Pipeline Tracking Best Practices

Overview

This guide explains how to track which records have been processed by Dagster pipelines and maintain proper logging between Django and Dagster.

Model Field Recommendations

Current Fields in HotspotsPlace

The model already has some pipeline tracking fields:

# Existing in api/models/places.py
last_pipeline = models.CharField(max_length=50, null=True, blank=True,
    help_text="The last completed data pipeline class")
last_sync = models.DateTimeField(null=True, blank=True)

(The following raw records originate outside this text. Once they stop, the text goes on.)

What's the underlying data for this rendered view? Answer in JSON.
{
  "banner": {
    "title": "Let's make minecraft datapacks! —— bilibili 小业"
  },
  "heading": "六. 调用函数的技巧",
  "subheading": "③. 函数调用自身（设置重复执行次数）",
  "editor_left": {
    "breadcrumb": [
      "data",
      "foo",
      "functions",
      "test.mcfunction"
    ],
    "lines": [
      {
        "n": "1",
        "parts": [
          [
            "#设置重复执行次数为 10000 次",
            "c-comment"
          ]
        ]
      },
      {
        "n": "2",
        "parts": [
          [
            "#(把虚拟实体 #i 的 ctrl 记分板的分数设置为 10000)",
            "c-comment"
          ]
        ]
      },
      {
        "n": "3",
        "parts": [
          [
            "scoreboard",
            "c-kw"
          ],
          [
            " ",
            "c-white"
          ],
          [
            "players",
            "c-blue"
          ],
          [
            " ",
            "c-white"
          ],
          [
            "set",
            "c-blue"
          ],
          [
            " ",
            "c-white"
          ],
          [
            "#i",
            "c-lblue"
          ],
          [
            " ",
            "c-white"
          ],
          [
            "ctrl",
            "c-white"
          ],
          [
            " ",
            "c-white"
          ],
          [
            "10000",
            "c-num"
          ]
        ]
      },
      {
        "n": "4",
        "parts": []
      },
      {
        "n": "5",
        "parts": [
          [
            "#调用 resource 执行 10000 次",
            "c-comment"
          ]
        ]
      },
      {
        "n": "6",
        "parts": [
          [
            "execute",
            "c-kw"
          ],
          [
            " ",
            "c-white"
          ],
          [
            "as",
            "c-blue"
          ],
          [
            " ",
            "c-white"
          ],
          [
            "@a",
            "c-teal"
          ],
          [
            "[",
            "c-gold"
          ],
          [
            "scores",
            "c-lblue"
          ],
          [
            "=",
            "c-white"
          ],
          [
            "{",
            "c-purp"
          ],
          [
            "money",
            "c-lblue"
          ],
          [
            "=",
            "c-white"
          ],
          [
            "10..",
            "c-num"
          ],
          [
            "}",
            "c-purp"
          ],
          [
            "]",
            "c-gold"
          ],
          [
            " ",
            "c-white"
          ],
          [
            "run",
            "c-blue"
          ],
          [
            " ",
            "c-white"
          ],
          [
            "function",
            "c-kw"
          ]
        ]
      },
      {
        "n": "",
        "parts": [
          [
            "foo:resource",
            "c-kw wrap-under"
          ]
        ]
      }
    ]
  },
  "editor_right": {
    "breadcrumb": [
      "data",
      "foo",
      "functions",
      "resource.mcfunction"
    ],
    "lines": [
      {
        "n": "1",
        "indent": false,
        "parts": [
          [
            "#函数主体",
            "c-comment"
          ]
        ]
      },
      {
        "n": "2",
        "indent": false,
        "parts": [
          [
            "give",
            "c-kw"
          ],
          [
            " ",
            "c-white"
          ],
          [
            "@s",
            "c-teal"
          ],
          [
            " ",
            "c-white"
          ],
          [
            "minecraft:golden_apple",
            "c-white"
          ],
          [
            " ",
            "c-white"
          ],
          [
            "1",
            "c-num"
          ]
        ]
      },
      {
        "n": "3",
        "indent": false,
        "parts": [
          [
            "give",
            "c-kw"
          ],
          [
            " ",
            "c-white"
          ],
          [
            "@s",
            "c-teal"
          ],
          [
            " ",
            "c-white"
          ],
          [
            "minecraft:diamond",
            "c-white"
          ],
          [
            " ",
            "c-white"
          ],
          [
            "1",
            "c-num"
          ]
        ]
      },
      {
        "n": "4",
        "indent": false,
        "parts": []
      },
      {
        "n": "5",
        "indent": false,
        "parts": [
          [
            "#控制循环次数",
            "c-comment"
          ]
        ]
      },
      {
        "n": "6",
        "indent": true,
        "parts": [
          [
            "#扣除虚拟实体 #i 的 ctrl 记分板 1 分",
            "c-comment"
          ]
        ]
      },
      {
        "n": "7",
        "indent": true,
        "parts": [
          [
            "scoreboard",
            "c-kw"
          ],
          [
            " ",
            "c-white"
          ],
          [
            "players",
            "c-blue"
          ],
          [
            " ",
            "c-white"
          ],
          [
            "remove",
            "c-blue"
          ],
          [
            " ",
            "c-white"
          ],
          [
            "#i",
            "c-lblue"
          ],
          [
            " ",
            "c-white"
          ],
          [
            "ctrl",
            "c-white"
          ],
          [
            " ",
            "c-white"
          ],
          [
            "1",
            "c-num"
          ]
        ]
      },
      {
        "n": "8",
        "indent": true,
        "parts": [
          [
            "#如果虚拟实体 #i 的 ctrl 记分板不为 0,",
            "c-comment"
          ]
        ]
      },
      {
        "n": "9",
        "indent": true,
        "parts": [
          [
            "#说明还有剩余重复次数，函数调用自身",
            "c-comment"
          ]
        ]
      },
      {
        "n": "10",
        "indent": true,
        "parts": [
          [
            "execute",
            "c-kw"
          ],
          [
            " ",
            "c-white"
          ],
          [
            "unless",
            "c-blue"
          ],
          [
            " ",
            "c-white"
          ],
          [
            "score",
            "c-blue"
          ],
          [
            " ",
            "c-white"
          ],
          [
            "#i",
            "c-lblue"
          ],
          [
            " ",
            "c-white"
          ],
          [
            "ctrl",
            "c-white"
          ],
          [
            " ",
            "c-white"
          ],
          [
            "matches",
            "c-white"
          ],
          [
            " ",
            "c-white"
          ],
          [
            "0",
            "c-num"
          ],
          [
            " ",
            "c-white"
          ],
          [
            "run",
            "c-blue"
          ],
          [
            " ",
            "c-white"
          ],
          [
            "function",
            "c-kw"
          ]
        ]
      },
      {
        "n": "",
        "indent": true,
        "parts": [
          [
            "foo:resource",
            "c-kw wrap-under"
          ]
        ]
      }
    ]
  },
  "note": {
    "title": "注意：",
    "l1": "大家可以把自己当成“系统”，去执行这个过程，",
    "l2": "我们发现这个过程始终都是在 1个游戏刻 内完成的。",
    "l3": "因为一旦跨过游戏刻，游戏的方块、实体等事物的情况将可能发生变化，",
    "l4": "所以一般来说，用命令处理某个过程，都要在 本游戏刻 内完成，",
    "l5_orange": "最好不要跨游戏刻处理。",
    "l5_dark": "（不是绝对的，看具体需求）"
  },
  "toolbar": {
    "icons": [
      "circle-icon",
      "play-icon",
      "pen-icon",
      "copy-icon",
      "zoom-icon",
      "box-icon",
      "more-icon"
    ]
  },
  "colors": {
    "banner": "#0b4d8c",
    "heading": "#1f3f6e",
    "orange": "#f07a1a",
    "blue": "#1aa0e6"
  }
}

Recommended Additional Fields

Add these fields to api/models/places.py for comprehensive tracking:

from django.contrib.postgres.fields import ArrayField

class HotspotsPlace(Thing):
    # ... existing fields ...

    # Enhanced pipeline tracking
    pipeline_status = models.CharField(
        max_length=50,
        null=True,
        blank=True,
        choices=[
            ('pending', 'Pending'),
            ('processing', 'Processing'),
            ('completed', 'Completed'),
            ('failed', 'Failed'),
            ('skipped', 'Skipped'),
        ],
        help_text="Current status in the pipeline"
    )

    pipeline_stage = models.CharField(
        max_length=100,
        null=True,
        blank=True,
        help_text="Current pipeline stage (e.g., 'import', 'enrich', 'scrape', 'nlp', 'images')"
    )

    pipeline_run_id = models.CharField(
        max_length=255,
        null=True,
        blank=True,
        db_index=True,
        help_text="Dagster run ID for tracking which batch this was processed in"
    )

    pipeline_metadata = models.JSONField(
        encoder=DjangoJSONEncoder,
        default=dict,
        blank=True,
        help_text="Metadata about pipeline processing (errors, metrics, timestamps)"
    )

    # More granular tracking
    enrichment_completed_at = models.DateTimeField(
        null=True,
        blank=True,
        help_text="When the enrichment pipeline completed for this place"
    )

    enrichment_steps_completed = ArrayField(
        models.CharField(max_length=50),
        default=list,
        blank=True,
        help_text="List of completed enrichment steps"
    )

Migration Script

Create a migration:

python manage.py makemigrations api --name add_pipeline_tracking_fields
python manage.py migrate

Usage Patterns

Pattern 1: Track Individual Assets

Update each asset to mark progress:

# In dagster_vibemap/assets/place_enrichment.py

@asset(group_name="place_enrichment")
def import_overture_places_enrichment(context, config):
    """Import from Overture with tracking."""

    # Get Dagster run ID
    run_id = context.run_id

    # Build command with tracking
    command = [
        "import_overture_places",
        "--city", config.city,
        "--dagster-run-id", run_id,  # Pass to Django command
        "--pipeline-stage", "import",
    ]

    metadata = run_django_command(command, context)
    return Output(value=metadata, metadata=metadata)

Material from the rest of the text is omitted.